Un excelente crianza de Ribera del Duero: Cardela 2009.

 

 

 

 

 

Bodegas Bohórquez es una bodega de Ribera del Duero con una pequeña producción de unas 80.000 botellas con viñedos en la zona de Pesquera, a unos 900 metros de altura. Fundada en 1998, lanza al mercado su primer vino en el 2002. Elabora únicamente dos vinos, un crianza (Cardela) y un reserva (Bohórquez), procedentes de sus 22 ha de viñedos propios.

Enfoca la elaboración a la elegancia y el equilibrio, con un estilo un tanto bordelés, con un 12% de cabernet y un 3% de merlot que se añade a la uva tempranillo. Está la bodega muy alejada de la sobre extracción y del uso excesivo de la madera.

 

Para ello, ha seleccionado las tierras más altas, pobres y pedregosas del Duero para poner sus cepas, en gran mayoría ubicadas en el pago de Valderramiro y en la vega aluvial de la margen derecha del Duero, entre Peñafiel y Pesquera. Los suelos de roca caliza son óptimos para obtener un bajo rendimiento y unas uvas de alta calidad, que se transformarán en vinos elegantes y minerales. 

 

 

Duplicando su densidad de plantación, con respecto a la comarca, trata de fomentar la competencia y bajar los rendimientos por planta de forma natural.
En este ambiente hostil para la vegetación salen adelante las cepas, trasladando a los racimos toda la esencia del terruño. La situación geográfica, altitud y latitud garantizan una lenta maduración, garantía de equilibrio y elegancia.

 

La vendimia se hace en cajas de un máximo de 20 kilos, para evitar estrujamiento y por tanto pérdidas de aromas. Las uvas llegan frías a la mesa de selección, de donde pasan a depósitos pequeños y refrigerados para conseguir que la fermentación se desarrolle de forma homogénea y obtener la temperatura adecuada en todo el mosto. Una vez que las levaduras autóctonas han dado cuenta de los azúcares, prolongamos la maceración para que los hollejos cedan todos sus componentes solubles antes de descubar.

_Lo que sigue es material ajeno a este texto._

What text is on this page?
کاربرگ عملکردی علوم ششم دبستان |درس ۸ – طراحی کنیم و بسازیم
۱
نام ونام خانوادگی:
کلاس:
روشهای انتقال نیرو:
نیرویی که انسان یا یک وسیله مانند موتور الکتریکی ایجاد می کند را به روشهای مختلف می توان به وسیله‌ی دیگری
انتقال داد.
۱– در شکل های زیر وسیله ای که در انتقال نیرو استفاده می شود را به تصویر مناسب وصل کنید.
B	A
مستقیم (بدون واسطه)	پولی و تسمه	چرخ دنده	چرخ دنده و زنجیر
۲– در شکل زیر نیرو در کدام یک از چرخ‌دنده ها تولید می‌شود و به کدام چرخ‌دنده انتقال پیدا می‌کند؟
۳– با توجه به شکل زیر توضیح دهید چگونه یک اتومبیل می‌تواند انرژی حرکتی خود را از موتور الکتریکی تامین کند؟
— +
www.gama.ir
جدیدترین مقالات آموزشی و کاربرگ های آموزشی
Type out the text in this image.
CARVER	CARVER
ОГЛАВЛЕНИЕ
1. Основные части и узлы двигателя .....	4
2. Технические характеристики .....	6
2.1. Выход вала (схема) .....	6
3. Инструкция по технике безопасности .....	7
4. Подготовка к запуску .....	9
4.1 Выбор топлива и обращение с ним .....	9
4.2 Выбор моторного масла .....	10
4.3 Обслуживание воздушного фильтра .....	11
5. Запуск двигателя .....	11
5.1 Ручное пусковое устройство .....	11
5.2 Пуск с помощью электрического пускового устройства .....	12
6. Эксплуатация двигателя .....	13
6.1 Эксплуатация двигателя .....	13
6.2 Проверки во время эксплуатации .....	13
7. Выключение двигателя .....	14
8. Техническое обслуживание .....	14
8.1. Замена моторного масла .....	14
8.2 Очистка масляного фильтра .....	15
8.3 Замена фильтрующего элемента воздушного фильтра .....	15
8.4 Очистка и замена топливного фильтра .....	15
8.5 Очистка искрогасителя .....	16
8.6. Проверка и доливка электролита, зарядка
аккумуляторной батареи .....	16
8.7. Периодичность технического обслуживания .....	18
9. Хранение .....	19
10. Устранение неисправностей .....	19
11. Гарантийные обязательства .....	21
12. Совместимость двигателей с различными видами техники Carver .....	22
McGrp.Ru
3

Finalmente la fermentación maloláctica tiene lugar en barrica, en depósito o en ambos, según el año.

El envejecimiento se prolonga más de un año en nuestras barricas, que han sido seleccionadas entre los mejores proveedores: Nadalie, Seguin Moreau, Demptos, Vicard…

Tenemos mucho cuidado en no apilar nuestras barricas a más de tres alturas para evitar diferencias de temperatura entre las barricas de distintos niveles (cada metro de altura la temperatura media de una sala sube 0,5 ºC. aprox.).

 

Todos los detalles se cuidan para que el resultado final esté a la altura de los aficionados más exigentes.

Cardela es el crianza de la bodega que se elabora con uvas procedentes de viñedos propios.

El nombre Cardela proviene de una dehesa con árboles situada en el sur de España y que pertenece a la familia Bohórquez desde hace siglos. El suelo es pedregoso y calizo y tiene cantos rodados en la superficie.

La Cosecha 2009 estuvo condicionada por unos meses de noviembre y diciembre con temperaturas extremas muy bajas y frecuentes heladas. La salida del invierno coincidió con un importante incremento de las temperaturas respecto a las tradicionales, en claro contraste con la pluviometría registrada, que marcó valores significativamente más bajos que la media histórica.

No obstante, la viña fue capaz de ir acelerando su crecimiento a lo largo de la primavera y, especialmente, del caluroso verano.

Durante la campaña 2009 destacó la perfecta sanidad del viñedo. La maduración se produjo de forma adecuada, con temperaturas diurnas templadas y muy buena insolación e iluminación, acompañadas de valores termométricos nocturnos frescos; todo ello provocó una potente maduración fenólica, tanto para el caso de los antocianos como de los taninos.

Finalmente, las favorables condiciones climatológicas durante la vendimia, permitieron realizar la recolección de las diferentes parcelas cuando la uva presentaba una maduración óptima.

 

El vino tiene un color rubí de intensidad media. Aromas de frutos rojos maduros, muy bien conjuntados con maderas nobles, atisbos especiados y minerales que le confieren complejidad. En boca es fresco, pleno, con final agradable y largo.